FIG. 9 depicts a second embodiment of shroud bracket 162 that is mounted to end cap 44 using fasteners 46. Bracket 162 is compatible with the snap 166 configuration of FIG. 8. Bracket 162 is supported in more locations than bracket 62, and will thus be more stable for larger shrouds. Thus, bracket 162 allows retention of the benefits of shroud 160 but eliminates the need to form stops 84 into end cap 144. Tabs 90 formed adjacent to stops 92 aid in preventing rotation of an attached shroud, similar to the function of ring 86 in the previously discussed embodiment.

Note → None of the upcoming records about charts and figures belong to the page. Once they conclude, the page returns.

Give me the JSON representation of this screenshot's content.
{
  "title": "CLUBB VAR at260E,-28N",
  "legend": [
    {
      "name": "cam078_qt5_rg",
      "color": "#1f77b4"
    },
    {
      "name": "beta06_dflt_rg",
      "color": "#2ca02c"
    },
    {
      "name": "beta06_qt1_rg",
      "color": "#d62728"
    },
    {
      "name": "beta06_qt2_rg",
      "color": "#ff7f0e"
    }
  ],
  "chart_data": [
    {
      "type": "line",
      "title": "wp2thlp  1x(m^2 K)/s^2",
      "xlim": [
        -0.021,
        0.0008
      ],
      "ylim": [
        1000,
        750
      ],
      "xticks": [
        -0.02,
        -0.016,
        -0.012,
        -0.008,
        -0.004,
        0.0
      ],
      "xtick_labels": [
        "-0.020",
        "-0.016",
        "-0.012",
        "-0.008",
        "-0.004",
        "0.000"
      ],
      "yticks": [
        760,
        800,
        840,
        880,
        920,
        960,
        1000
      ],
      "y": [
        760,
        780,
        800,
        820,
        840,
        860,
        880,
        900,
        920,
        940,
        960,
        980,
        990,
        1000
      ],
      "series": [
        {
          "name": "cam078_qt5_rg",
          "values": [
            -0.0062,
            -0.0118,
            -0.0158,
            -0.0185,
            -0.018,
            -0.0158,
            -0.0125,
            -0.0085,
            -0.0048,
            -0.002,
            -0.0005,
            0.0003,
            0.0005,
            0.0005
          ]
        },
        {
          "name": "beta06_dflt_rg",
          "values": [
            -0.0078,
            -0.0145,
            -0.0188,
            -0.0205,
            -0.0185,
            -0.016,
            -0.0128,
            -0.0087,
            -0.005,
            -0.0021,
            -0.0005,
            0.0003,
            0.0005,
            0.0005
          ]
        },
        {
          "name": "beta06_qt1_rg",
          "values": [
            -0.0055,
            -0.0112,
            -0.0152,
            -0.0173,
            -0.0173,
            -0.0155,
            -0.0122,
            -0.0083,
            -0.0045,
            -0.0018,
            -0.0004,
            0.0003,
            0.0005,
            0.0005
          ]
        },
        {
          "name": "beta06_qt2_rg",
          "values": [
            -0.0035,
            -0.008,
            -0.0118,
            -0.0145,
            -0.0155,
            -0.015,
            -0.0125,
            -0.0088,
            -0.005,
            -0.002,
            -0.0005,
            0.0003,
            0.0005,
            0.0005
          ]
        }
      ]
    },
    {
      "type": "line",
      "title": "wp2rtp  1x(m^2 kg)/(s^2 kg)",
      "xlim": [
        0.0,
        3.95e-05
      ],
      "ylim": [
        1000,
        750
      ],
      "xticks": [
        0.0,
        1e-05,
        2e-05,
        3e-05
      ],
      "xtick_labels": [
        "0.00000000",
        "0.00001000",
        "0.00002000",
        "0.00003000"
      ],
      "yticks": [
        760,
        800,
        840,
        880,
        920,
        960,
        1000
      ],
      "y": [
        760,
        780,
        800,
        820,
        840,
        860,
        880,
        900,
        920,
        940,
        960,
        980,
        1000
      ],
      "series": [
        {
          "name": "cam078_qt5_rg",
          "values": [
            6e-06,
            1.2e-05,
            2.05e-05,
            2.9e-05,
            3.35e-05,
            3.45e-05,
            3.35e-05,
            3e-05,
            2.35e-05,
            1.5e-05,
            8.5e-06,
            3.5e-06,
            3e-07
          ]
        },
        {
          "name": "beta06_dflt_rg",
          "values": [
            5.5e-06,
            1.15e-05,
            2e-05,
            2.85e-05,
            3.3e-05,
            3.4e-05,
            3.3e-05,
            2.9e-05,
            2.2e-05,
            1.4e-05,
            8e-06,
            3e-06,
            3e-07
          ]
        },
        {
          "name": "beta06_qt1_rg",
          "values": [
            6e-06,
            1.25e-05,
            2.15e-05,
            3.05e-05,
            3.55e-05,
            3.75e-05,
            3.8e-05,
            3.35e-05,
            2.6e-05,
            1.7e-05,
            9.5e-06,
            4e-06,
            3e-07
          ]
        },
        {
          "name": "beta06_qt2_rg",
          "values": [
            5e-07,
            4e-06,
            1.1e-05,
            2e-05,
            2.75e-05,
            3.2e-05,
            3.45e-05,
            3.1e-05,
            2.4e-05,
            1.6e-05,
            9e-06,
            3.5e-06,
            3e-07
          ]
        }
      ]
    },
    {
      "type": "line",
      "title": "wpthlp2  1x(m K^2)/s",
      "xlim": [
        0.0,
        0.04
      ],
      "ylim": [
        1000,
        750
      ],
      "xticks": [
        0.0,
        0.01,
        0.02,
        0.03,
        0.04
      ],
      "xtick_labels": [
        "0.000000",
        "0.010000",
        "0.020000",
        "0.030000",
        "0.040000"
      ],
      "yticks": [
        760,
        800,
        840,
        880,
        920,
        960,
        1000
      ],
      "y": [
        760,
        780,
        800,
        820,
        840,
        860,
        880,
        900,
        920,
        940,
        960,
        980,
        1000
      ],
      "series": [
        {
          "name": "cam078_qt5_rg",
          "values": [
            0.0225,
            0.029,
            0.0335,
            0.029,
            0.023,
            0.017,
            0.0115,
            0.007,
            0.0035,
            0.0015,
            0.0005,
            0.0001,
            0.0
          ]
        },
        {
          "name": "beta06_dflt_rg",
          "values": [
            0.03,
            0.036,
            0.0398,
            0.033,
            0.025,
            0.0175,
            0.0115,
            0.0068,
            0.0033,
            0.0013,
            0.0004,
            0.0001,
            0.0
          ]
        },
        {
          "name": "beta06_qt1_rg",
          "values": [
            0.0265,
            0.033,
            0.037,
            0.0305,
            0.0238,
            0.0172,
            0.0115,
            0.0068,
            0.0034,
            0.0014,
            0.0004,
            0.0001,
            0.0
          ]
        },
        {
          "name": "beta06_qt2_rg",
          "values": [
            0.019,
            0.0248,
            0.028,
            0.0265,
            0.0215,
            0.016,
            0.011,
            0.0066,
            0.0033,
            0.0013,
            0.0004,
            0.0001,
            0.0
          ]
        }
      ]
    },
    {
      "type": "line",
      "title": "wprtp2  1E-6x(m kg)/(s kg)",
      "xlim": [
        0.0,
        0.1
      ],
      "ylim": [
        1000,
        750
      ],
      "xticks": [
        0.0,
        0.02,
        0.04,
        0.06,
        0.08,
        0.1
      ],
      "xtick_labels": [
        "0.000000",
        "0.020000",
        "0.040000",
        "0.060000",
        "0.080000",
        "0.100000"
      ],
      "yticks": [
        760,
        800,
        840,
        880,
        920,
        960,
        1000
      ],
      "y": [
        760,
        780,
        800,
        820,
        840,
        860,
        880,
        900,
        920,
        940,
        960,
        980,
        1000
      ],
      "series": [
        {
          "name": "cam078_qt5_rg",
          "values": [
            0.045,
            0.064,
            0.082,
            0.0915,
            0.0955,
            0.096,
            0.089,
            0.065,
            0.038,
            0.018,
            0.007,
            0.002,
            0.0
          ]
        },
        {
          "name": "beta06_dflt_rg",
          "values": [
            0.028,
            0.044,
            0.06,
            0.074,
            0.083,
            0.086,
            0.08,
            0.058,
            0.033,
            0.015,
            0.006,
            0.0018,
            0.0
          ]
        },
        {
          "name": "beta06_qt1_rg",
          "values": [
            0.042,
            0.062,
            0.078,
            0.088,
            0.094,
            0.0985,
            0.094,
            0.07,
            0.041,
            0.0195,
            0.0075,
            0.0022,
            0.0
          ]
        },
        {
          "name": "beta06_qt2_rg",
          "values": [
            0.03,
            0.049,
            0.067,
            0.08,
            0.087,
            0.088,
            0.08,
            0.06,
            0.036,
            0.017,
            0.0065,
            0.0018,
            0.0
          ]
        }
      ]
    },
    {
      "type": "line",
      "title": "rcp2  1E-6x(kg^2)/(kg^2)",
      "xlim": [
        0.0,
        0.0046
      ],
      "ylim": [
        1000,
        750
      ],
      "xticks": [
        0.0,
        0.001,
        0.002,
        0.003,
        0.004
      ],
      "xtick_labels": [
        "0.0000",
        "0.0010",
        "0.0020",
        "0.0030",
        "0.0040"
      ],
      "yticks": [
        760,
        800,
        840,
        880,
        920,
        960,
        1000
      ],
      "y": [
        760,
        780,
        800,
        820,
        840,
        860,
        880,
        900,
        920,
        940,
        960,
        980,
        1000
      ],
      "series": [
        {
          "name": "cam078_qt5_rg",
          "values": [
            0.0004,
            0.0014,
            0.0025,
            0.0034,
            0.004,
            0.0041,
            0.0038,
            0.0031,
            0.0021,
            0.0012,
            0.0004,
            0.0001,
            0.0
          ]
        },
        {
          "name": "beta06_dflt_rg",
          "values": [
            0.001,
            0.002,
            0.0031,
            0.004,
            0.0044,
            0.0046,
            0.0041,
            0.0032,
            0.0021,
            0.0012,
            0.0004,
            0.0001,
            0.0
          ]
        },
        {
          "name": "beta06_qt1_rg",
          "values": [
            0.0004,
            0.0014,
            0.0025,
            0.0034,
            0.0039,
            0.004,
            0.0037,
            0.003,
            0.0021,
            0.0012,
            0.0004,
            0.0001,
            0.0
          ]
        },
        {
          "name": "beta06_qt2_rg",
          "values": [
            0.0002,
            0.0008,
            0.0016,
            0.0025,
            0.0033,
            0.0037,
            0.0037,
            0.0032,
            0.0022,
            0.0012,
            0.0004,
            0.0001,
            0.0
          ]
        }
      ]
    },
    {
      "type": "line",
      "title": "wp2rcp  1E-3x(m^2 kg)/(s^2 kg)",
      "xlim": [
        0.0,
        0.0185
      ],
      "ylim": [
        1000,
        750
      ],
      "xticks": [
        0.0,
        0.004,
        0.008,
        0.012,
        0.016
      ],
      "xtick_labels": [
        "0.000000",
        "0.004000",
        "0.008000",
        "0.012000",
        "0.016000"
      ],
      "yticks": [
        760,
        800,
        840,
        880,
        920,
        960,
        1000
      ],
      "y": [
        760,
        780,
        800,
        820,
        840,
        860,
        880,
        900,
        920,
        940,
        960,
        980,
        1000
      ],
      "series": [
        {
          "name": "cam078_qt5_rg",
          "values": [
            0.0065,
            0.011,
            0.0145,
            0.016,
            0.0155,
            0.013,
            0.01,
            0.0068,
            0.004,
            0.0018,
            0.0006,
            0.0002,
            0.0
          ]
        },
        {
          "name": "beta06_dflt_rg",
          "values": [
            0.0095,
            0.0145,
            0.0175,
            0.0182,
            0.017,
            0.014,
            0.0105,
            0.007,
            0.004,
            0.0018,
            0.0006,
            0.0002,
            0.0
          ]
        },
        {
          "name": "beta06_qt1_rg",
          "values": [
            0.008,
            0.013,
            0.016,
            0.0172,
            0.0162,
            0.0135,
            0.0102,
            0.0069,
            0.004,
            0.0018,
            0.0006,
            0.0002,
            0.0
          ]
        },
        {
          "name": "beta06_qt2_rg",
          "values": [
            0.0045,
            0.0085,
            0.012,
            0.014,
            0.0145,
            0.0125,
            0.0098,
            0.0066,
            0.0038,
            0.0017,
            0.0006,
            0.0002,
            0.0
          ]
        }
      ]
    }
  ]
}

FIGS. 10 and 11 depict a third embodiment of fan shroud 260. In this embodiment, fan shroud 260 is attached to end cap 44 (not shown in FIGS. 10 and 11) by fasteners 46. In order to prevent the yielding of fan shroud 260 that might occur if fan shroud 260 was made of a polymer material, inserts 94 are molded into tabs 96. Inserts 94 would likely comprise metal, or other high strength material to maintain the clamping force of fasteners 46. Openings 288 are formed in fan shroud 260 to allow a die to reach into shroud 260 to form tabs 96. As with fan shroud 160, openings 288 should be made as small as possible. Further, each of the openings 288 should be sufficiently large enough to allow for the insertion of a securing device, such as, for example, a screwdriver, ratchet, etc., to affix fasteners 46 to pump 30. As was described in the previous embodiment, there are a variety of techniques to permit installation of tabs 96 past fan blades 59.

As illustrated in FIGS. 10 and 11, fan shroud 260 preferably includes a plurality of plugs 290. Each plug 290 is used to cover one of the plurality of openings 288, thereby limiting the entry of foreign objects into fan shroud 260. Preferably, plugs 290 are fastened into place on fan shroud 260 which the assistance of snaps 292. The operation of snaps 292 is similar to the discussion of the operation of the other snaps disclosed herein.

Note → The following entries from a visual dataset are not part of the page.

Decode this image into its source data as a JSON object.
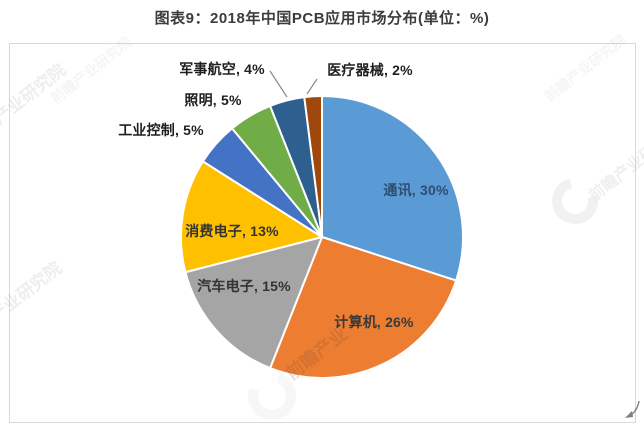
{
  "title": "图表9：2018年中国PCB应用市场分布(单位：%)",
  "chart_data": {
    "type": "pie",
    "title": "图表9：2018年中国PCB应用市场分布(单位：%)",
    "unit": "%",
    "start_angle_deg": 0,
    "direction": "clockwise",
    "legend": "none",
    "categories": [
      "通讯",
      "计算机",
      "汽车电子",
      "消费电子",
      "工业控制",
      "照明",
      "军事航空",
      "医疗器械"
    ],
    "values": [
      30,
      26,
      15,
      13,
      5,
      5,
      4,
      2
    ],
    "slices": [
      {
        "id": "communications",
        "name": "通讯",
        "value": 30,
        "label": "通讯, 30%",
        "color": "#5B9BD5",
        "label_color": "#2F4D71",
        "label_placement": "inside"
      },
      {
        "id": "computers",
        "name": "计算机",
        "value": 26,
        "label": "计算机, 26%",
        "color": "#ED7D31",
        "label_color": "#3A3A3A",
        "label_placement": "inside"
      },
      {
        "id": "automotive-electronics",
        "name": "汽车电子",
        "value": 15,
        "label": "汽车电子, 15%",
        "color": "#A5A5A5",
        "label_color": "#333333",
        "label_placement": "inside"
      },
      {
        "id": "consumer-electronics",
        "name": "消费电子",
        "value": 13,
        "label": "消费电子, 13%",
        "color": "#FFC000",
        "label_color": "#333333",
        "label_placement": "inside"
      },
      {
        "id": "industrial-control",
        "name": "工业控制",
        "value": 5,
        "label": "工业控制, 5%",
        "color": "#4472C4",
        "label_color": "#1F1F1F",
        "label_placement": "outside"
      },
      {
        "id": "lighting",
        "name": "照明",
        "value": 5,
        "label": "照明, 5%",
        "color": "#70AD47",
        "label_color": "#1F1F1F",
        "label_placement": "outside"
      },
      {
        "id": "military-aerospace",
        "name": "军事航空",
        "value": 4,
        "label": "军事航空, 4%",
        "color": "#2D5F8F",
        "label_color": "#1F1F1F",
        "label_placement": "outside"
      },
      {
        "id": "medical-devices",
        "name": "医疗器械",
        "value": 2,
        "label": "医疗器械, 2%",
        "color": "#9E480E",
        "label_color": "#1F1F1F",
        "label_placement": "outside"
      }
    ]
  },
  "watermark": {
    "brand": "前瞻产业研究院",
    "short": "前瞻产业",
    "left_text": "产业研究院"
  }
}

The various embodiments described herein describe fan shroud 60 as having snaps 66 or the equivalent. This configuration is advantageous because of the ease of forming snap features into an injection molded part versus the components to which shroud 60 is attached. However, it is also anticipated that shroud 60 could be formed with openings while mating components such as bracket 62 could be formed with mating snaps.

While specific embodiments of the invention have been described in detail, it will be appreciated by those skilled in the art that various modifications and alternatives to those details could be developed in light of the overall teachings of the disclosure. Accordingly, the particular arrangements of the shroud, bracket, end cap, pump, etc. disclosed are meant to be illustrative only and not limiting as to the scope of the invention which is to be given the full breadth of the appended claims and any equivalents thereof.